Agosto 21, 2017 - 11:30 p.m. Por: Gonzalo Gallo


Un extranjero no puede entender por qué le dices “ya llego” y él tiene que esperar media hora y quedar como un tonto engañado.

Un turista o visitante se sorprende de que acá “dame dos minuticos” signifique “espérame con paciencia veinte, treinta o cuarenta minutos”.

Un extranjero se pregunta por qué pasa frente a un terreno vacío y allí lee un extraño letrero que dice “este lote no está en venta”.

Él no alcanza a comprender que en esta patria sui generis hay que ponerlo porque hay corruptos que lo venden a los incautos sin ser los dueños.

Un extranjero se queda sin habla cuando ve carros parqueados sobre un andén o en un lugar donde se lee “prohibido parquear”.

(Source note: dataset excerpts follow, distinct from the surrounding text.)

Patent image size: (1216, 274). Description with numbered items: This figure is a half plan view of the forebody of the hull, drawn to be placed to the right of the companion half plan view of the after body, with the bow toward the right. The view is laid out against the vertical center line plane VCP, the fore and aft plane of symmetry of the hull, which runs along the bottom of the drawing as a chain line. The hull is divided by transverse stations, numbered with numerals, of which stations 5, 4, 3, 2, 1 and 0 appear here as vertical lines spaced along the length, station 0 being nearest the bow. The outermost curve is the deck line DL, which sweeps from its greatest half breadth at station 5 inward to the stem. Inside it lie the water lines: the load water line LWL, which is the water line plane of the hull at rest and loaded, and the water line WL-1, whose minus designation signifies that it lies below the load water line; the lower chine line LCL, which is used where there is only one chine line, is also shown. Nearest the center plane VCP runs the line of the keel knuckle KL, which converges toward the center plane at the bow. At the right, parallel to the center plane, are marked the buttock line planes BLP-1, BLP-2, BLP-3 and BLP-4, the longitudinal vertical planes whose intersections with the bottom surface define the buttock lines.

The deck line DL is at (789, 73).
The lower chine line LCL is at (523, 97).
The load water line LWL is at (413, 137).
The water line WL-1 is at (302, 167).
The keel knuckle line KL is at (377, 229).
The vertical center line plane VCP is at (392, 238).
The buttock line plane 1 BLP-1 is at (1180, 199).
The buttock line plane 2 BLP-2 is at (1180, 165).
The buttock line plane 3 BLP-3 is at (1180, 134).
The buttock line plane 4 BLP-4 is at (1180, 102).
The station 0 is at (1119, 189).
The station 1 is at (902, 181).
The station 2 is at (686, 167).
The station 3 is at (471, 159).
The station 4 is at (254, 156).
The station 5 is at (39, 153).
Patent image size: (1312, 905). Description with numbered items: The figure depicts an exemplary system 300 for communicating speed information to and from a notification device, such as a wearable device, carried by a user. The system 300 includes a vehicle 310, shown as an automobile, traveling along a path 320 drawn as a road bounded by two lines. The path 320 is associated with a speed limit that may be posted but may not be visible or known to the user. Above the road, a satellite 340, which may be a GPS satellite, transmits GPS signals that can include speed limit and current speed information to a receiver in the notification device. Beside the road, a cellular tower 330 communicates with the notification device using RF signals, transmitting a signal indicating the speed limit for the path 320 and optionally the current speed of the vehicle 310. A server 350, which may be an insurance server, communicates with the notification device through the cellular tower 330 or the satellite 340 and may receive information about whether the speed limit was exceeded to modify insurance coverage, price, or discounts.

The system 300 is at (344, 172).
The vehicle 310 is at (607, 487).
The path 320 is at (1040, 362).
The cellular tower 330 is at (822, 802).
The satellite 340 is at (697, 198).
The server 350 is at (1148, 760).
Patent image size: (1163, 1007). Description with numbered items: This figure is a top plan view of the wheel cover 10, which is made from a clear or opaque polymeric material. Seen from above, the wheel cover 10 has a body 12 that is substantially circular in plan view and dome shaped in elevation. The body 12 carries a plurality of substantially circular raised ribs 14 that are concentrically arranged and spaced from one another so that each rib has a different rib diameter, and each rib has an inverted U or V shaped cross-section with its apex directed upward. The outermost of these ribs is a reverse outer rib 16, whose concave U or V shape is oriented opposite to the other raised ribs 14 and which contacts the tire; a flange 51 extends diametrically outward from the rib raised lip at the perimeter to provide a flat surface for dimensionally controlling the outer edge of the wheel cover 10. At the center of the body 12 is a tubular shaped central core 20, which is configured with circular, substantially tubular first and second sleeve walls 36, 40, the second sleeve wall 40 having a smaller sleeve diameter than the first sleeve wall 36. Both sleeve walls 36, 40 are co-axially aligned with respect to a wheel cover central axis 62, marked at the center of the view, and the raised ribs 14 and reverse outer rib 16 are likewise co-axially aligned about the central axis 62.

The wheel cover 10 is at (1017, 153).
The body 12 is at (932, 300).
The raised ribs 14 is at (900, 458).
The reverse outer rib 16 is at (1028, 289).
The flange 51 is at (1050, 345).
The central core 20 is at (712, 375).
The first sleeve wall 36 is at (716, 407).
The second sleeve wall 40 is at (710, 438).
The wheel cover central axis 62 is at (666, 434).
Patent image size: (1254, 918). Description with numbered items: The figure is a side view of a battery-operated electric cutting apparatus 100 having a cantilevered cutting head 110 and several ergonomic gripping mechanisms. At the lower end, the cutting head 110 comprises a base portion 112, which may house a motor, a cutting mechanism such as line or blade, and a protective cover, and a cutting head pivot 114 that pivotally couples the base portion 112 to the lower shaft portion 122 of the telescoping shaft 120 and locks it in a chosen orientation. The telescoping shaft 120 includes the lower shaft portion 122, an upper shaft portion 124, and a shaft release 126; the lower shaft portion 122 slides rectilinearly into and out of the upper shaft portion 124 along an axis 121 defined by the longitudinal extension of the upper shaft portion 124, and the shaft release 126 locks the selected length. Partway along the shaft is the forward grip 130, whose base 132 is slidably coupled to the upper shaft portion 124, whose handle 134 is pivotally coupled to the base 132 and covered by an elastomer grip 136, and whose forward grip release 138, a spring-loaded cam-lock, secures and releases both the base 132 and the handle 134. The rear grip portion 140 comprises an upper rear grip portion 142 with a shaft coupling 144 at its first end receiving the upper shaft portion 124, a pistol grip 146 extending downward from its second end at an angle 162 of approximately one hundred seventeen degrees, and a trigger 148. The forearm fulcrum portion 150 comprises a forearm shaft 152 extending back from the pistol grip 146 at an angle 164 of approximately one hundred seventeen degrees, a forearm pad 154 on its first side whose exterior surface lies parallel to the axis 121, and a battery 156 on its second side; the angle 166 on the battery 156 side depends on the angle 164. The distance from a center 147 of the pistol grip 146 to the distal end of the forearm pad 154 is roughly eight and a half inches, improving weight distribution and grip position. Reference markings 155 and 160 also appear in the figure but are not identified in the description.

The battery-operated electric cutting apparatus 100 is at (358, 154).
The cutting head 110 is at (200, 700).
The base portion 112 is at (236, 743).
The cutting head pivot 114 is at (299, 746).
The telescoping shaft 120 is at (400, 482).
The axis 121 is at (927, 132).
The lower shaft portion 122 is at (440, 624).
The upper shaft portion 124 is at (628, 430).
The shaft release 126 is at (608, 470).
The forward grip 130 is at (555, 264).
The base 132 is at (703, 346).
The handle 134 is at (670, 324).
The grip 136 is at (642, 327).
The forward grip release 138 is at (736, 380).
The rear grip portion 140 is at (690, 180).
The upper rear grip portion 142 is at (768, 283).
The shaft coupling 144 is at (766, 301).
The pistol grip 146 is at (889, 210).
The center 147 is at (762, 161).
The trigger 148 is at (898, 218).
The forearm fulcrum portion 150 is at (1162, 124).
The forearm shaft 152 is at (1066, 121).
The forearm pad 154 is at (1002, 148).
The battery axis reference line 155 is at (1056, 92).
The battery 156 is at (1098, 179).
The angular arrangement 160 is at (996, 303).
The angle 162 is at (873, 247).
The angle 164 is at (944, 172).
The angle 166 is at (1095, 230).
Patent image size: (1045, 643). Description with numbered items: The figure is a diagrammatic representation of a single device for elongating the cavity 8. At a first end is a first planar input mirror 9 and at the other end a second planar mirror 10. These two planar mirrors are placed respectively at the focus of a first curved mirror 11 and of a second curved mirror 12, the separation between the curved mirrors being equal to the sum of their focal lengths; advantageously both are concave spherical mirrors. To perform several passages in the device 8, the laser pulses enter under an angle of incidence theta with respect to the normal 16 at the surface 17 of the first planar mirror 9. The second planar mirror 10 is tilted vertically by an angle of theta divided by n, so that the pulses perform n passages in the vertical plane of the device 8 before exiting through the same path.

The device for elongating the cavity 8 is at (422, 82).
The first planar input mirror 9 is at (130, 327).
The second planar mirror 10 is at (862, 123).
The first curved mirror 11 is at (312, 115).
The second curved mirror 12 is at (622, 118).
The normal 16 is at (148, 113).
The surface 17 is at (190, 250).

En cierta ocasión un europeo me preguntó desconcertado: ¿Para ustedes los colombianos que significa la palabra prohibido?
Un extranjero se pregunta por qué los vehículos circulan por la izquierda y las motos se cruzan por donde les da la gana en el reino de la indisciplina.

¿Por qué hacemos todo más difícil no respetando las reglas y al otro? ¿Por qué somos tan bobos actuando como “vivos”?